In 1934 a hoard of 178 silver denarii in a pot was found in the field called 'The Bog' at Swaby. Lincoln Museum acquired 162 of the coins, ranging from Marcus Antoninus and Nero to Hadrian. The remainder are in the British Museum.

The parish church is a Grade II listed building dedicated to Saint Nicholas. It was built in 1828 of red brick and has a small bell turret. Lucy Lyttelton Cameron, the children's author was buried here in 1858. An earlier church, dedicated to St Margaret, was removed by Henry Vane of Belleau manor around 1658. The site of the church is now a cottage garden.

Swaby CE School was built in 1857 as a National School; it closed in 1976.

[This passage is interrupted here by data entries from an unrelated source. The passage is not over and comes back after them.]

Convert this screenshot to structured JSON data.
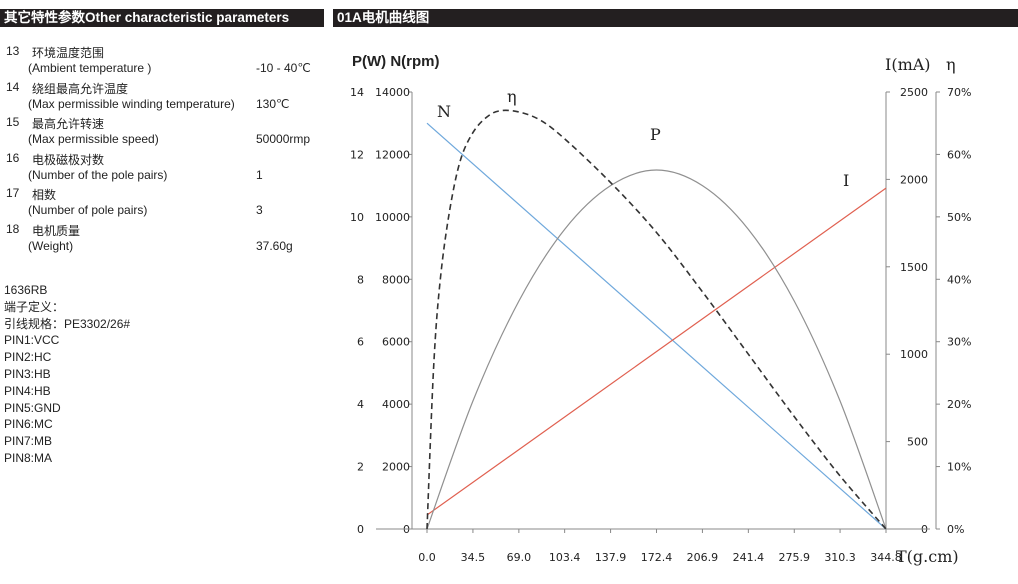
{
  "headers": {
    "left": "其它特性参数Other characteristic parameters",
    "right": "01A电机曲线图"
  },
  "params": [
    {
      "num": "13",
      "cn": "环境温度范围",
      "en": "(Ambient  temperature )",
      "value": "-10 - 40℃"
    },
    {
      "num": "14",
      "cn": "绕组最高允许温度",
      "en": "(Max permissible winding temperature)",
      "value": "130℃"
    },
    {
      "num": "15",
      "cn": "最高允许转速",
      "en": "(Max permissible speed)",
      "value": "50000rmp"
    },
    {
      "num": "16",
      "cn": "电极磁极对数",
      "en": "(Number of  the pole pairs)",
      "value": "1"
    },
    {
      "num": "17",
      "cn": "相数",
      "en": "(Number of pole pairs)",
      "value": "3"
    },
    {
      "num": "18",
      "cn": "电机质量",
      "en": "(Weight)",
      "value": "37.60g"
    }
  ],
  "info_lines": [
    "1636RB",
    "端子定义：",
    "引线规格：PE3302/26#",
    "PIN1:VCC",
    "PIN2:HC",
    "PIN3:HB",
    "PIN4:HB",
    "PIN5:GND",
    "PIN6:MC",
    "PIN7:MB",
    "PIN8:MA"
  ],
  "chart_data": {
    "type": "line",
    "y_title_left": "P(W) N(rpm)",
    "y_title_current": "I(mA)",
    "y_title_eff": "η",
    "xlabel": "T(g.cm)",
    "x_ticks": [
      "0.0",
      "34.5",
      "69.0",
      "103.4",
      "137.9",
      "172.4",
      "206.9",
      "241.4",
      "275.9",
      "310.3",
      "344.8"
    ],
    "xlim": [
      0,
      344.8
    ],
    "axes": {
      "power": {
        "ticks": [
          "0",
          "2",
          "4",
          "6",
          "8",
          "10",
          "12",
          "14"
        ],
        "range": [
          0,
          14
        ]
      },
      "speed": {
        "ticks": [
          "0",
          "2000",
          "4000",
          "6000",
          "8000",
          "10000",
          "12000",
          "14000"
        ],
        "range": [
          0,
          14000
        ]
      },
      "current": {
        "ticks": [
          "0",
          "500",
          "1000",
          "1500",
          "2000",
          "2500"
        ],
        "range": [
          0,
          2500
        ]
      },
      "efficiency": {
        "ticks": [
          "0%",
          "10%",
          "20%",
          "30%",
          "40%",
          "50%",
          "60%",
          "70%"
        ],
        "range": [
          0,
          70
        ]
      }
    },
    "series": [
      {
        "name": "N",
        "axis": "speed",
        "color": "#6fa8dc",
        "x": [
          0,
          344.8
        ],
        "y": [
          13000,
          0
        ]
      },
      {
        "name": "I",
        "axis": "current",
        "color": "#e06050",
        "x": [
          0,
          344.8
        ],
        "y": [
          80,
          1950
        ]
      },
      {
        "name": "P",
        "axis": "power",
        "color": "#909090",
        "x": [
          0,
          34.5,
          69.0,
          103.4,
          137.9,
          172.4,
          206.9,
          241.4,
          275.9,
          310.3,
          344.8
        ],
        "y": [
          0,
          4.1,
          7.3,
          9.6,
          11.0,
          11.5,
          11.0,
          9.6,
          7.3,
          4.1,
          0
        ]
      },
      {
        "name": "η",
        "axis": "efficiency",
        "color": "#333333",
        "dashed": true,
        "x": [
          0,
          5,
          10,
          17,
          25,
          34.5,
          45,
          55,
          69.0,
          85,
          103.4,
          137.9,
          172.4,
          206.9,
          241.4,
          275.9,
          310.3,
          344.8
        ],
        "y": [
          0,
          26,
          40,
          51,
          59,
          63.5,
          66,
          67,
          66.8,
          65.5,
          62.5,
          55.5,
          47.5,
          38,
          28,
          18,
          8.5,
          0
        ]
      }
    ]
  }
}
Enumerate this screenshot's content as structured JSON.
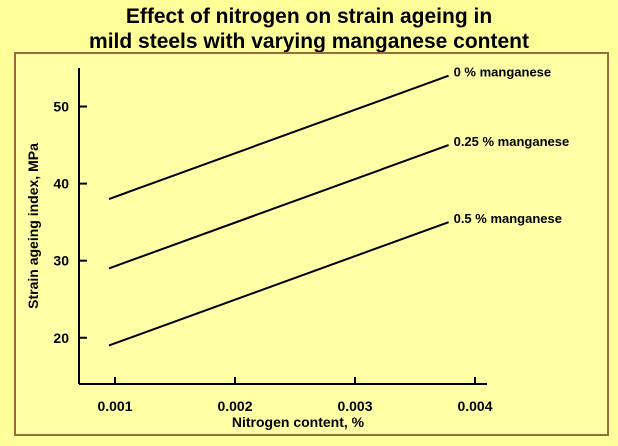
{
  "title_line1": "Effect of nitrogen on strain ageing in",
  "title_line2": "mild steels with varying manganese content",
  "chart_data": {
    "type": "line",
    "title": "Effect of nitrogen on strain ageing in mild steels with varying manganese content",
    "xlabel": "Nitrogen content, %",
    "ylabel": "Strain ageing index, MPa",
    "xlim": [
      0.0007,
      0.0041
    ],
    "ylim": [
      14,
      55
    ],
    "xticks": [
      0.001,
      0.002,
      0.003,
      0.004
    ],
    "xtick_labels": [
      "0.001",
      "0.002",
      "0.003",
      "0.004"
    ],
    "yticks": [
      20,
      30,
      40,
      50
    ],
    "ytick_labels": [
      "20",
      "30",
      "40",
      "50"
    ],
    "grid": false,
    "series": [
      {
        "name": "0 % manganese",
        "x": [
          0.00095,
          0.00378
        ],
        "y": [
          38,
          54
        ]
      },
      {
        "name": "0.25 % manganese",
        "x": [
          0.00095,
          0.00378
        ],
        "y": [
          29,
          45
        ]
      },
      {
        "name": "0.5 % manganese",
        "x": [
          0.00095,
          0.00378
        ],
        "y": [
          19,
          35
        ]
      }
    ]
  }
}
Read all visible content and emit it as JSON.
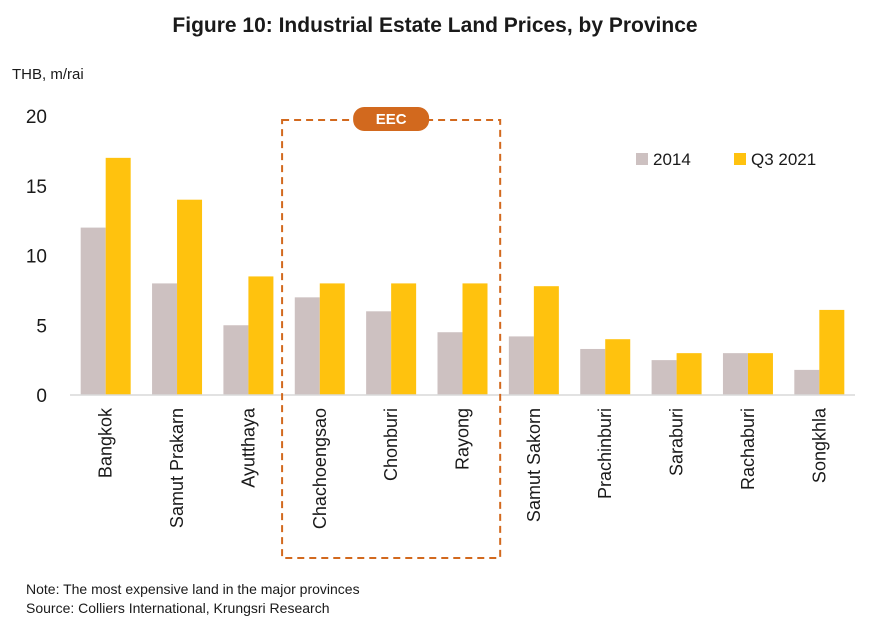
{
  "chart_data": {
    "type": "bar",
    "title": "Figure 10: Industrial Estate Land Prices, by Province",
    "ylabel": "THB, m/rai",
    "ylim": [
      0,
      20
    ],
    "yticks": [
      0,
      5,
      10,
      15,
      20
    ],
    "categories": [
      "Bangkok",
      "Samut Prakarn",
      "Ayutthaya",
      "Chachoengsao",
      "Chonburi",
      "Rayong",
      "Samut Sakorn",
      "Prachinburi",
      "Saraburi",
      "Rachaburi",
      "Songkhla"
    ],
    "series": [
      {
        "name": "2014",
        "color": "#cdc1c1",
        "values": [
          12,
          8,
          5,
          7,
          6,
          4.5,
          4.2,
          3.3,
          2.5,
          3,
          1.8
        ]
      },
      {
        "name": "Q3 2021",
        "color": "#ffc20e",
        "values": [
          17,
          14,
          8.5,
          8,
          8,
          8,
          7.8,
          4,
          3,
          3,
          6.1
        ]
      }
    ],
    "legend_position": "top-right",
    "grid": false,
    "annotation": {
      "label": "EEC",
      "color": "#d2691e",
      "categories": [
        "Chachoengsao",
        "Chonburi",
        "Rayong"
      ]
    }
  },
  "notes": {
    "note": "Note: The most expensive land in the major provinces",
    "source": "Source: Colliers International, Krungsri Research"
  }
}
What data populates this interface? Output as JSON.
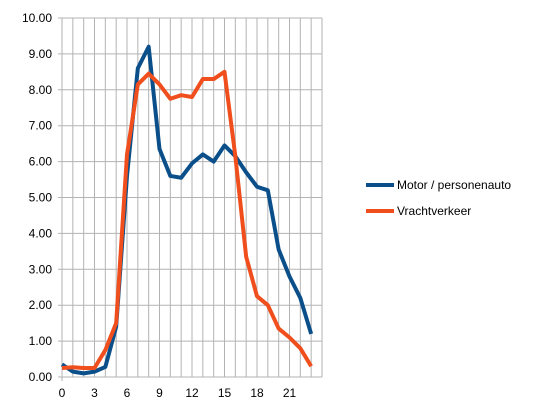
{
  "chart_data": {
    "type": "line",
    "title": "",
    "xlabel": "",
    "ylabel": "",
    "x": [
      0,
      1,
      2,
      3,
      4,
      5,
      6,
      7,
      8,
      9,
      10,
      11,
      12,
      13,
      14,
      15,
      16,
      17,
      18,
      19,
      20,
      21,
      22,
      23
    ],
    "x_tick_labels": [
      "0",
      "3",
      "6",
      "9",
      "12",
      "15",
      "18",
      "21"
    ],
    "x_tick_values": [
      0,
      3,
      6,
      9,
      12,
      15,
      18,
      21
    ],
    "y_tick_labels": [
      "0.00",
      "1.00",
      "2.00",
      "3.00",
      "4.00",
      "5.00",
      "6.00",
      "7.00",
      "8.00",
      "9.00",
      "10.00"
    ],
    "ylim": [
      0,
      10
    ],
    "xlim": [
      0,
      24
    ],
    "grid": true,
    "legend_position": "right",
    "series": [
      {
        "name": "Motor / personenauto",
        "color": "#0b4f8a",
        "values": [
          0.35,
          0.15,
          0.1,
          0.15,
          0.28,
          1.4,
          5.6,
          8.6,
          9.2,
          6.35,
          5.6,
          5.55,
          5.95,
          6.2,
          6.0,
          6.45,
          6.15,
          5.7,
          5.3,
          5.2,
          3.55,
          2.8,
          2.2,
          1.2
        ]
      },
      {
        "name": "Vrachtverkeer",
        "color": "#f04e1c",
        "values": [
          0.25,
          0.27,
          0.25,
          0.25,
          0.75,
          1.5,
          6.2,
          8.15,
          8.45,
          8.15,
          7.75,
          7.85,
          7.8,
          8.3,
          8.3,
          8.5,
          6.15,
          3.35,
          2.25,
          2.0,
          1.35,
          1.1,
          0.8,
          0.3
        ]
      }
    ]
  }
}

The village hall occupies the site of the old Wesleyan Methodist chapel. The chapel was built in 1839, altered in 1866, and became a free Methodist chapel in 1869.

==Special scientific interest==
There is a designated Site of Special Scientific Interest (SSSI) in Swaby, noted under Section 28 of the Wildlife and Countryside Act 1981. The reason for the designation:
"This glacial overflow valley supports floristically diverse lime-rich marsh and unimproved chalk turf. The marsh borders a stream bisecting the valley floor and the interest of the glassland is increased by the terraced nature of the slopes."